Room C37
In a university bedroom, an 18-year-old Sinclair Ferguson was prompted to study the books of the Bible and the great Christian classics. Today, he imparts lessons from this experience to encourage a new generation of readers.
Transcript
We started thinking yesterday on Things Unseen about places that matter to us—or, actually, places that matter to me. And my hope is that if I share with you some of the places that have been important to me, it might stimulate you to think about the places and ways that God has come to you and blessed you. Yesterday I talked about a pulpit, and today I want to talk about a study bedroom I occupied for a year when I was eighteen.
In college and university residences in the United Kingdom, students usually have a study bedroom of their own with perhaps some shared facilities with other students. My room was numbered C37, block C in the residence, third floor, room seven. I haven’t been back in that room since I was a student, and I’m sure they don’t have a plaque that says, “Sinclair Ferguson once studied and slept here.” But the memory of that room is sacred to me because of several life-changing things that happened in that small space. Some of them are actually too private to share, but I think maybe one of them, or actually a couple of related moments are worth sharing.
As I said, I was eighteen, I was in my second year at university. I was studying philosophy and psychology. And actually, I think I was reading Martin Luther’s comment that Romans is a key to the whole Bible, when the thought struck me, “If that’s true, it means that while the whole Bible is inspired by God, there are some parts of it, some books in it, that function like a set of keys that open up all the other books.” So while I’d been reading the Bible for about ten years at that time, for the first time, it struck me, “What I need to do is to give special attention to those key books, to spend more time studying them, trying to master them, or better, let them master me and the way I think and the way I feel and act.”

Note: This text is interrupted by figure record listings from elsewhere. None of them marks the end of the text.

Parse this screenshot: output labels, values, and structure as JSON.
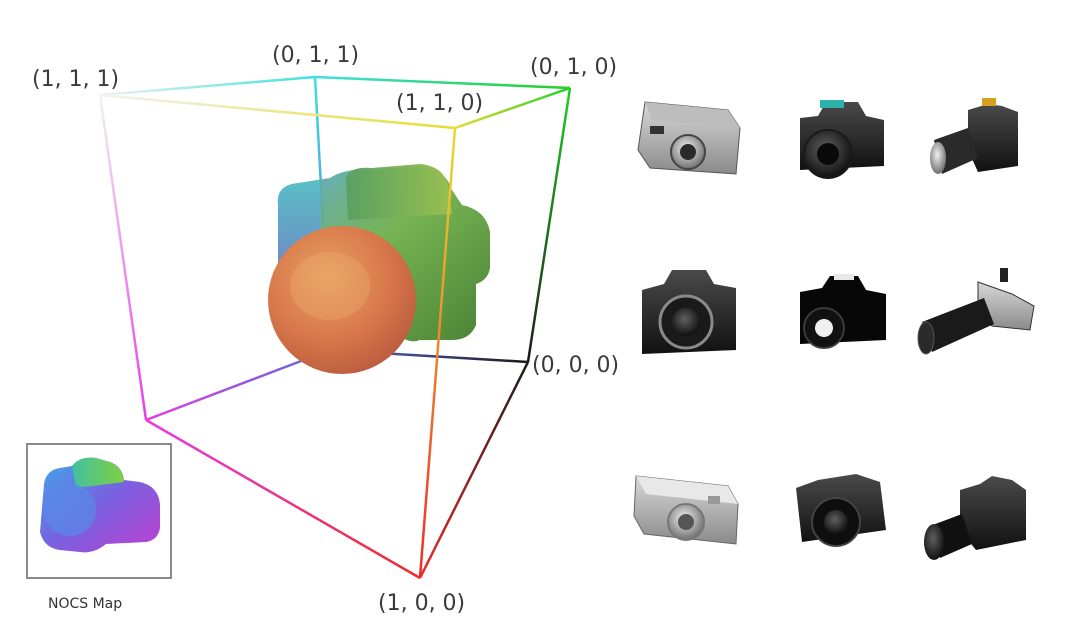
{
  "cube": {
    "corners": [
      {
        "id": "c111",
        "label": "(1, 1, 1)",
        "color": "#ffffff"
      },
      {
        "id": "c011",
        "label": "(0, 1, 1)",
        "color": "#00ffff"
      },
      {
        "id": "c010",
        "label": "(0, 1, 0)",
        "color": "#00ff00"
      },
      {
        "id": "c110",
        "label": "(1, 1, 0)",
        "color": "#ffff00"
      },
      {
        "id": "c000",
        "label": "(0, 0, 0)",
        "color": "#000000"
      },
      {
        "id": "c100",
        "label": "(1, 0, 0)",
        "color": "#ff0000"
      },
      {
        "id": "c101",
        "label": "",
        "color": "#ff00ff"
      },
      {
        "id": "c001",
        "label": "",
        "color": "#0000ff"
      }
    ]
  },
  "inset": {
    "caption": "NOCS Map"
  },
  "camera_grid": {
    "items": [
      {
        "name": "compact-camera-gray"
      },
      {
        "name": "dslr-camera-dark"
      },
      {
        "name": "dslr-zoom-camera-dark"
      },
      {
        "name": "dslr-camera-front-black"
      },
      {
        "name": "dslr-camera-black"
      },
      {
        "name": "long-lens-camera"
      },
      {
        "name": "compact-camera-silver"
      },
      {
        "name": "bridge-camera-black"
      },
      {
        "name": "dslr-camera-side-black"
      }
    ]
  }
}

And so that was what I did. In fact, one of the memories that makes me smile was that later in the academic year, I went to the local Christian bookshop with some prize money I’d got from the philosophy department and spent it not on Plato, or Aristotle, or Immanuel Kant, or even the Scottish philosopher, David Hume, but on Christian books that would help me to pursue this new idea: studying the Bible and getting hold of the key books. I remember one of the books I bought with a smile, wondering what my philosophy professors would think about it, was Professor John Murray’s commentary on Romans.

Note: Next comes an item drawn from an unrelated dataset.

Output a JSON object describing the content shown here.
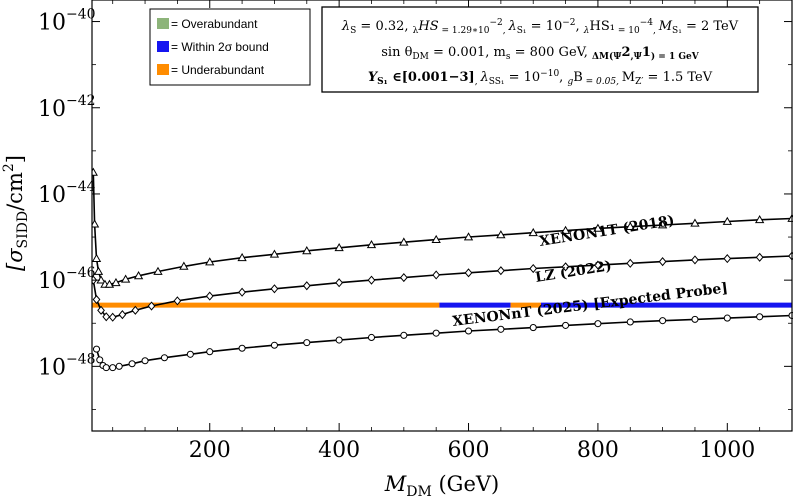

The second thought that came to me in that room was prompted by the first. I thought, “I wonder if what is true of Scripture is also true of other books, Christian books.” You understand, there was no course in a Scottish university on the great books of Western civilization. And it wasn’t those books I was thinking about; it was Christian books. And I made a decision: I would try to read some of the great Christian books. Even if I felt a little embarrassed talking with fellow students who were discussing the latest Christian paperback, I’d be prepared to say, “I’m sorry, I haven’t read that,” and I would try to read the great books that had transformed the church.
Now, do not misunderstand me. I’m not saying, “Don’t read the latest Christian paperbacks.” Actually, I’ve written some of them myself, so my publishers wouldn’t bless me for saying that, would they? But I think I did learn a lesson in those teenage years: if you do read Christian books, make sure you read some of the ones that have lasted through the years and made a lasting impact on Christians for generations. And you’ll maybe not be surprised to learn that it was that same year that I not only bought John Murray on Romans, but John Calvin’s great work, the Institutes of the Christian Religion. And looking back, I really feel those purchases and reading them have repaid themselves many times over because they were books that not only instructed me, but modeled for me how to think in a biblical way.
So, that happened in room C37. I have other very personal reasons for thanking God for what happened in that room. But those thoughts about the Bible and about reading certainly proved to be life-directing. So, I wanted to share them today. And if you’re a teenager or a young student listening, then maybe those thoughts could be life-changing for you as well. I certainly hope so.